図1 新型コロナウイルスの分子系統学的解析

新型コロナウイルスのゲノム解析の概要

  • 解析検体数:594検体(唾液)
  • 検体収集期間:2020年10月〜2021年10月
  • 解析方法:イルミナ社COVIDSeqテスト、BaseSpace DRAGEN COVID Lineage
  • 解析装置:イルミナ社NextSeq 2000
  • 分子系統学的解析:Nextstrain(https://nextstrain.org/)。解析には東京大学医科学研究所附属ヒトゲノム解析センターのスーパーコンピュータSHIROKANE(http://sc.hgc.jp/shirokane.html)を利用しました。
  • 検査施設:「東京PCR検査センター」(運営:SB新型コロナウイルス検査センター、所在地:千葉県市川市国府台1丁目7-1 国立国際医療研究センター国府台病院 旧外来管理棟2階)

「東京PCR検査センター」の精度管理責任者を務める、国立研究開発法人 国立国際医療研究センター臨床研究センター 杉浦 亙 センター長は次のように述べています。
「今回の結果は検査時無症候の症例の解析結果ではありますが、 アルファ株、デルタ株の動向が図2のGISAID国内配列で示す有症状患者とほぼ一致しており、納得できる結果です。いずれの株も有症状患者より無症候者の立ち上がりが急峻で先行するようにも見え、これが単に解析症例の偏りによるものなのか、あるいはアーリー・ウォーニング・サイン(早期の警告兆候)として無症候者の観察に疫学的な意味があるのか、引き続き解析数を増やしながら生命情報学的視点から分析したいと考えています」

SB新型コロナウイルス検査センターは、国立国際医療研究センター、北海道医療大学および東京大学医科学研究所附属ヒトゲノム解析センターの協力を得て、既存の唾液PCR検査施設を活用して、新型コロナウイルスのゲノム情報を解析し、ウイルスの変異を特定する事業を2021年6月に開始しました。
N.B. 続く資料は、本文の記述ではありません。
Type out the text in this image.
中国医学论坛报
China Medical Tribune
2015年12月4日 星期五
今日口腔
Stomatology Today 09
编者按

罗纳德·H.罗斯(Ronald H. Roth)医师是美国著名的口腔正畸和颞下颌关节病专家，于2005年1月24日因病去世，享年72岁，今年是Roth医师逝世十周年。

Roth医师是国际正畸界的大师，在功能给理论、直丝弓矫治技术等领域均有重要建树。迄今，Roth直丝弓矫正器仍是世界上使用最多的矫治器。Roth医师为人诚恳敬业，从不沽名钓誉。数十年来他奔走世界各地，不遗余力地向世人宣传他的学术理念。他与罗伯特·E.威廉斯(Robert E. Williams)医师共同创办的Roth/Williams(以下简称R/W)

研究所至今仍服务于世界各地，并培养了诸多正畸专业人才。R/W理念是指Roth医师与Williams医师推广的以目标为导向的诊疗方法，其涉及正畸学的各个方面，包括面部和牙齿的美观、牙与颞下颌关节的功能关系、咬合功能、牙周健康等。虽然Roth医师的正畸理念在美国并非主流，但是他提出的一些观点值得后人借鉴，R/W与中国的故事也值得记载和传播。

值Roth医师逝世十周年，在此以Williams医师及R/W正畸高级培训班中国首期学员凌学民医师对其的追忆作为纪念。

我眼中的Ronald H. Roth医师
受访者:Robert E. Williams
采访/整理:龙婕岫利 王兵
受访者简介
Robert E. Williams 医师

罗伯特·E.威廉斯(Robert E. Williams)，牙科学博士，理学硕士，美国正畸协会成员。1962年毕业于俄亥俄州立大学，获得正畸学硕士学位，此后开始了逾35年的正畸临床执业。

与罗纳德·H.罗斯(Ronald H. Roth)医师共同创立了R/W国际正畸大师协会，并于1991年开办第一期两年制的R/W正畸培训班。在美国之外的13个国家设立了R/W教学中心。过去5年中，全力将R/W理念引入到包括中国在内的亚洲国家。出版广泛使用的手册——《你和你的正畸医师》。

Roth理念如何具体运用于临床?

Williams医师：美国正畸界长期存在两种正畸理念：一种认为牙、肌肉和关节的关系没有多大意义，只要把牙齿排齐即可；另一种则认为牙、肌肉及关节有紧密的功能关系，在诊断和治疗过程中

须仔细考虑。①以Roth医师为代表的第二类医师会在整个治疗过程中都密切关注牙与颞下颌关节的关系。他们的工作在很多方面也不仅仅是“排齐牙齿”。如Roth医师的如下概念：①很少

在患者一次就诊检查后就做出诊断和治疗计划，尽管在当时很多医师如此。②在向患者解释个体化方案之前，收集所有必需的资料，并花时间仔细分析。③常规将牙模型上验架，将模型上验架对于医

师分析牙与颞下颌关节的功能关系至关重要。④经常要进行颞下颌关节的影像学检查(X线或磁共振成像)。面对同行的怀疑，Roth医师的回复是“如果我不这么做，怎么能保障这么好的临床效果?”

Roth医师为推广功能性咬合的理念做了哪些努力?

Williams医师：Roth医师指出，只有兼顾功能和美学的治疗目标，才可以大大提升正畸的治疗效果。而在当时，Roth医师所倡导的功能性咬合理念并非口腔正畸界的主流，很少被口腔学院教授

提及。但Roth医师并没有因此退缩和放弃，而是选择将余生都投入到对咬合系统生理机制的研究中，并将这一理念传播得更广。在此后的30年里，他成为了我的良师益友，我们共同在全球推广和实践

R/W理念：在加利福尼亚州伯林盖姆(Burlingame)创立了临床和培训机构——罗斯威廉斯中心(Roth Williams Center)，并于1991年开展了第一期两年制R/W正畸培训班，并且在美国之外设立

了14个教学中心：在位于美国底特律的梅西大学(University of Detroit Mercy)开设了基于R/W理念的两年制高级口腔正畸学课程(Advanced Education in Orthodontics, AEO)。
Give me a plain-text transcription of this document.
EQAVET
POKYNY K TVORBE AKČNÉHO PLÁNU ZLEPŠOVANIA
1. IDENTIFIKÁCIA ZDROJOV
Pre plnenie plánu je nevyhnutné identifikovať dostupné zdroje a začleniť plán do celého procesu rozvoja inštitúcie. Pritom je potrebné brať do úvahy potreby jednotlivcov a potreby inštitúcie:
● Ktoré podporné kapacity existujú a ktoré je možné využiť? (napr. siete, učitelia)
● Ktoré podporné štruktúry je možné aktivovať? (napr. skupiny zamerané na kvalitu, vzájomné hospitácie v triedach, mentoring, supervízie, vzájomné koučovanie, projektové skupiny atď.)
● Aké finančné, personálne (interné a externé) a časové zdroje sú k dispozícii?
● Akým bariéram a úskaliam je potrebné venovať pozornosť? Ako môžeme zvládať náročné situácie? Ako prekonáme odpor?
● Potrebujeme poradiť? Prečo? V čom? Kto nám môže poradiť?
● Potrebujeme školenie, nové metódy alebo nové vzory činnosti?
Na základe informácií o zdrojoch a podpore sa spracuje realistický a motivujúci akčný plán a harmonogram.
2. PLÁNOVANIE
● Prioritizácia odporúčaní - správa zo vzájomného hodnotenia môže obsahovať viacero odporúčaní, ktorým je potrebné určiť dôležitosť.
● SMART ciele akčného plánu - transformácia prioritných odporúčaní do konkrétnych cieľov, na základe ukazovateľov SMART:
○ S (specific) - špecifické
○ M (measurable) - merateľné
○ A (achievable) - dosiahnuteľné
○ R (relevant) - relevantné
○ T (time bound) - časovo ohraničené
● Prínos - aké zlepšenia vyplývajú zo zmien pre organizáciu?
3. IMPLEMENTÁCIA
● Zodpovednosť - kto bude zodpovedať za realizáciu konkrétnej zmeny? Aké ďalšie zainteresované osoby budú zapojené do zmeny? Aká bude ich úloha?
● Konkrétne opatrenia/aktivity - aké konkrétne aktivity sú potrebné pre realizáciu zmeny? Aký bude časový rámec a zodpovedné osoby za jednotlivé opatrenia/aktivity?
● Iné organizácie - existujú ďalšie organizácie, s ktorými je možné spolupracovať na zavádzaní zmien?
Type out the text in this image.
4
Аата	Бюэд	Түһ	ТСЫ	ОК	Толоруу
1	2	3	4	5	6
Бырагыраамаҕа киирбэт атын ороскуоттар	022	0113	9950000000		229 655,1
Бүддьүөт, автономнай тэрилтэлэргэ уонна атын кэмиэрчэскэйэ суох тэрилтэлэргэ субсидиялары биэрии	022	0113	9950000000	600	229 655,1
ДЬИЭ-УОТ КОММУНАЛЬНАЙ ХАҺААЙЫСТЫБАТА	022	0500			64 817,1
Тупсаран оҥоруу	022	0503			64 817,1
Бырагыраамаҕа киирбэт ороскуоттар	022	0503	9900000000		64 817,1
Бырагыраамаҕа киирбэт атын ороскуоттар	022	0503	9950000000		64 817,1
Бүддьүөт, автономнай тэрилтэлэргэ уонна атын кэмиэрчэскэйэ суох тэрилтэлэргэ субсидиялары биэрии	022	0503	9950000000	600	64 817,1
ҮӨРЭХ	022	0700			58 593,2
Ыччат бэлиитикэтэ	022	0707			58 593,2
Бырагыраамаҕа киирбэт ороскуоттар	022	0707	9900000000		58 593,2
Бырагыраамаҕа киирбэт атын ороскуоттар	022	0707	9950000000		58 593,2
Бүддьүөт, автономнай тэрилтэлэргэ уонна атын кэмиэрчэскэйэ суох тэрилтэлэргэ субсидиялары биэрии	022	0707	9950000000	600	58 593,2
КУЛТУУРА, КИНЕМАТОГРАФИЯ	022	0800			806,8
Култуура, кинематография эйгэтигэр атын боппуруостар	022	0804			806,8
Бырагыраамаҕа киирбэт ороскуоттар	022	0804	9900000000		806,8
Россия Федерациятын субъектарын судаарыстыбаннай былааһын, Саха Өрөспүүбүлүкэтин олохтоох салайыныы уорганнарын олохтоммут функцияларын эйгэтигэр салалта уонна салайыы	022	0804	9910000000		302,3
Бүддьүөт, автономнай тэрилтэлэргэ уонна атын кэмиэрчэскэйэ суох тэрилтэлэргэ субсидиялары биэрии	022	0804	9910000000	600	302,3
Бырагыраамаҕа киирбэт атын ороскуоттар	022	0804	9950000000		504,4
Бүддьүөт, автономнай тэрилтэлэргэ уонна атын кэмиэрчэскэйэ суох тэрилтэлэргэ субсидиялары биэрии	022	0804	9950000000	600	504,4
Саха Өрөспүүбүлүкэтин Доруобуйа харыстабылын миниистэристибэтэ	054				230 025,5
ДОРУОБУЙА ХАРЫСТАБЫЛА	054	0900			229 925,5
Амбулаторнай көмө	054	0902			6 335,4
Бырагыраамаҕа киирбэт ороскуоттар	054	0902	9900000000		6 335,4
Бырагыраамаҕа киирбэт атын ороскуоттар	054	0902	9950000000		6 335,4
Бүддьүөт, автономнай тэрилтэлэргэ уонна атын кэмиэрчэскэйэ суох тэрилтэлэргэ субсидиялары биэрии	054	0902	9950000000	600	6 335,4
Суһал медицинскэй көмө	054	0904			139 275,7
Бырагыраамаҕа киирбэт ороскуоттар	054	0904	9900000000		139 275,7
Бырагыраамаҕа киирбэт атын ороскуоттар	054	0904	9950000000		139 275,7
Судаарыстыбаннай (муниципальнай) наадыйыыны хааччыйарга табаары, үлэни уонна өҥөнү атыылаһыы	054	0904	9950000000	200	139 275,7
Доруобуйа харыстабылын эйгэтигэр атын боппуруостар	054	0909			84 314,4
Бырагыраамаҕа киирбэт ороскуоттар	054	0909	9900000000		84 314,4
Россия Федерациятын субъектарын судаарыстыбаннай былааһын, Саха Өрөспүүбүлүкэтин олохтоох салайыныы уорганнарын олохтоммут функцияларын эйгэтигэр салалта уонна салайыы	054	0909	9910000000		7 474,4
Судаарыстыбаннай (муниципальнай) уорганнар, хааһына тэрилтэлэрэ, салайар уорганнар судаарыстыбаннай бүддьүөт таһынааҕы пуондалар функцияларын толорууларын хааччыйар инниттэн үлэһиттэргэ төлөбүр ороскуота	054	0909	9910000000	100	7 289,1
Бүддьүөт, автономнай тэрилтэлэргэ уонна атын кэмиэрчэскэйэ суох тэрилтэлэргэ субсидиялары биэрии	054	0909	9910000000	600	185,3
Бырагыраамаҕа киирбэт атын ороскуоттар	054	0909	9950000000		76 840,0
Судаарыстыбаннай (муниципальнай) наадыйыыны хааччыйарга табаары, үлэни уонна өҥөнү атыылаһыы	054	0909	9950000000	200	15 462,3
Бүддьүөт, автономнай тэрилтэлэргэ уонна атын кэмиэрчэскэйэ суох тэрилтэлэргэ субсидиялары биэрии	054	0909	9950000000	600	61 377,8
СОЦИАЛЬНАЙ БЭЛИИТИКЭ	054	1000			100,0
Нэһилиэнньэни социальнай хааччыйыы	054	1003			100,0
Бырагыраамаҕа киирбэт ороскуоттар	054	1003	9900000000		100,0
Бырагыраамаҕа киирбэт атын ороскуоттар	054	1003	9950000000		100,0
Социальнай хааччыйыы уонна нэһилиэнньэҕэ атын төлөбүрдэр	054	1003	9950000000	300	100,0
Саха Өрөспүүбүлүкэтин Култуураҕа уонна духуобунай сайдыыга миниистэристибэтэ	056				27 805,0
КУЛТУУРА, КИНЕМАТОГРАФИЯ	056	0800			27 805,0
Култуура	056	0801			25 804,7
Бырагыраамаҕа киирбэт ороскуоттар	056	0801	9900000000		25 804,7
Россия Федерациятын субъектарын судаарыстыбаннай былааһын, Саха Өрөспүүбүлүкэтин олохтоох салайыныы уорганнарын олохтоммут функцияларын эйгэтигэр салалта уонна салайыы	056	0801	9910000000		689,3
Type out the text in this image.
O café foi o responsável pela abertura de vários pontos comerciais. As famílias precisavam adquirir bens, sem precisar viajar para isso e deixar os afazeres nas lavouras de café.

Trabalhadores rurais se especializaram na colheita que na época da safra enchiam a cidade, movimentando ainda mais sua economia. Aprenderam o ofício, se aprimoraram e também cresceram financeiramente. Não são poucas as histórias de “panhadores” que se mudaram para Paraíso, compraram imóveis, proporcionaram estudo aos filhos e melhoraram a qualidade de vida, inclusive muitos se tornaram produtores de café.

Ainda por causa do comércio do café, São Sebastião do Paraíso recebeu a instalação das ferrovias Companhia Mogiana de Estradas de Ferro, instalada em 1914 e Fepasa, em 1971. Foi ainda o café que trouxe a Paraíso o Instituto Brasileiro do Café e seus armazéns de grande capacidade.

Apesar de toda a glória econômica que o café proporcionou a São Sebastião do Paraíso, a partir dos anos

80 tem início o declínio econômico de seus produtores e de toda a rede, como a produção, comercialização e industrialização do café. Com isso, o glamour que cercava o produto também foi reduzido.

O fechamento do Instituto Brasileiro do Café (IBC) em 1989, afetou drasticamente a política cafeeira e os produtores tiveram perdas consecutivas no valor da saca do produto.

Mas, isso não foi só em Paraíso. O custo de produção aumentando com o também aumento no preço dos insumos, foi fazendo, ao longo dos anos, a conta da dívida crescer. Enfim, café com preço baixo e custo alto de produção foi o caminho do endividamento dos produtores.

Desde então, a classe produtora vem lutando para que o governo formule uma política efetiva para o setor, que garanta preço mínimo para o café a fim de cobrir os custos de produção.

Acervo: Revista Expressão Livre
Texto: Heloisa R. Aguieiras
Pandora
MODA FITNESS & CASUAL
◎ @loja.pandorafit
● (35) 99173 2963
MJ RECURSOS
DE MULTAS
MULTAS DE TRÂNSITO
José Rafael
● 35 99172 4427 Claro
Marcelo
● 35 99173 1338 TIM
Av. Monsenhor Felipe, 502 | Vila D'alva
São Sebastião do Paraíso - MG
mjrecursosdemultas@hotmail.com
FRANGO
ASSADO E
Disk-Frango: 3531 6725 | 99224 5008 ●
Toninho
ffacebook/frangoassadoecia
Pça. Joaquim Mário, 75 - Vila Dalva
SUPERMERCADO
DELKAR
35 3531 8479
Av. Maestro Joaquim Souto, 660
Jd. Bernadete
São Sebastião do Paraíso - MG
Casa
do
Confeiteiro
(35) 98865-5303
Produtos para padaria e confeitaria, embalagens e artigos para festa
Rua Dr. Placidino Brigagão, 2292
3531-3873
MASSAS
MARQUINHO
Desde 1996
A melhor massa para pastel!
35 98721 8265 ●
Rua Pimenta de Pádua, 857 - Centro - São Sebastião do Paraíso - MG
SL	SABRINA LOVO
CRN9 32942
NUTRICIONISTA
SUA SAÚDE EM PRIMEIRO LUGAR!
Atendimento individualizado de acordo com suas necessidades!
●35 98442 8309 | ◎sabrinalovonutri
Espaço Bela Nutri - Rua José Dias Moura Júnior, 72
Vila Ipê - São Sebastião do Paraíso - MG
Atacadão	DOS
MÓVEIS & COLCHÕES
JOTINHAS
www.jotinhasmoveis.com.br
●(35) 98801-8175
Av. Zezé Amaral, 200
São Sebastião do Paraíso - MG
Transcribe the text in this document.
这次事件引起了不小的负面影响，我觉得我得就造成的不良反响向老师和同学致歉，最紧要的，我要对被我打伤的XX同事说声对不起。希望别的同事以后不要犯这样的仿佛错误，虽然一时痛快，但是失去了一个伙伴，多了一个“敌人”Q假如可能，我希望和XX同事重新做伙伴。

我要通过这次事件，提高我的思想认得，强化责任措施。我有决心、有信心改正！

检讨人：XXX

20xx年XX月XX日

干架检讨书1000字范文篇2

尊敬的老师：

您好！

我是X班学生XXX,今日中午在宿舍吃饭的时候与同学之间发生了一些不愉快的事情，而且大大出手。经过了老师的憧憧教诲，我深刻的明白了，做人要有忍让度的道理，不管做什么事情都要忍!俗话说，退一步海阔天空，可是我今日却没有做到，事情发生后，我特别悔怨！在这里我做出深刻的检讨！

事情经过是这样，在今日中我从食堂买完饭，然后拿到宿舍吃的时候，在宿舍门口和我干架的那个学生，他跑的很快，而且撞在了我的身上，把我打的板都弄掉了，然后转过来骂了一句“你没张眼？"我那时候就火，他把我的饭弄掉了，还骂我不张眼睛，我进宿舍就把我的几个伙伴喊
今後も新型コロナウイルスのゲノム解析結果を分析し、変異株の監視体制強化に協力することで、新型コロナウイルス感染症の拡大防止へさらなる貢献を目指します。

SB新型コロナウイルス検査センターについて

SB新型コロナウイルス検査センター株式会社は、ソフトバンクグループ株式会社の100%子会社です。新型コロナウイルスの唾液PCR検査を行う専用施設である「東京PCR検査センター」(千葉県市川市)、「北海道PCR検査センター」(札幌市北区)、「福岡PCR検査センター」(福岡市早良区)を拠点に、1回当たり2,000円(税抜き、配送・梱包費などを除く)の実費負担だけで唾液PCR検査を提供しています。全検査施設を合わせて1日に約2万1千件の検査が可能で、2021年12月までに約340万件の検査を行ってきました。現時点で東京都が公募した「福祉施設における検査の実施に係る協力事業者」に選定されている他、北九州市や福岡市、千葉県松戸市、千葉県市川市、札幌市、熊本市、福岡県久留米市、北海道石狩市、北海道北見市、京都府、群馬県、福岡県飯塚市、福岡県八女市、滋賀県、三重県などの自治体に、唾液PCR検査を提供しています。また、法人の検査提供先には、福岡ソフトバンクホークスやB.LEAGUE、ソフトバンクのグループ企業などがあります。2021年2月には、個人向け唾液PCR検査サービス「HELPO PCR検査パッケージ」の提供を、ヘルスケアテクノロジーズ株式会社と共同で開始しました。
また、ソフトバンクグループが2021年6月に開始したワクチン接種の会場運営に携わり、ワクチン接種を推進してきました。
SB新型コロナウイルス検査センター株式会社は、事業を通して仮に利益が出た場合は医療機関などへ寄付などをしていきます。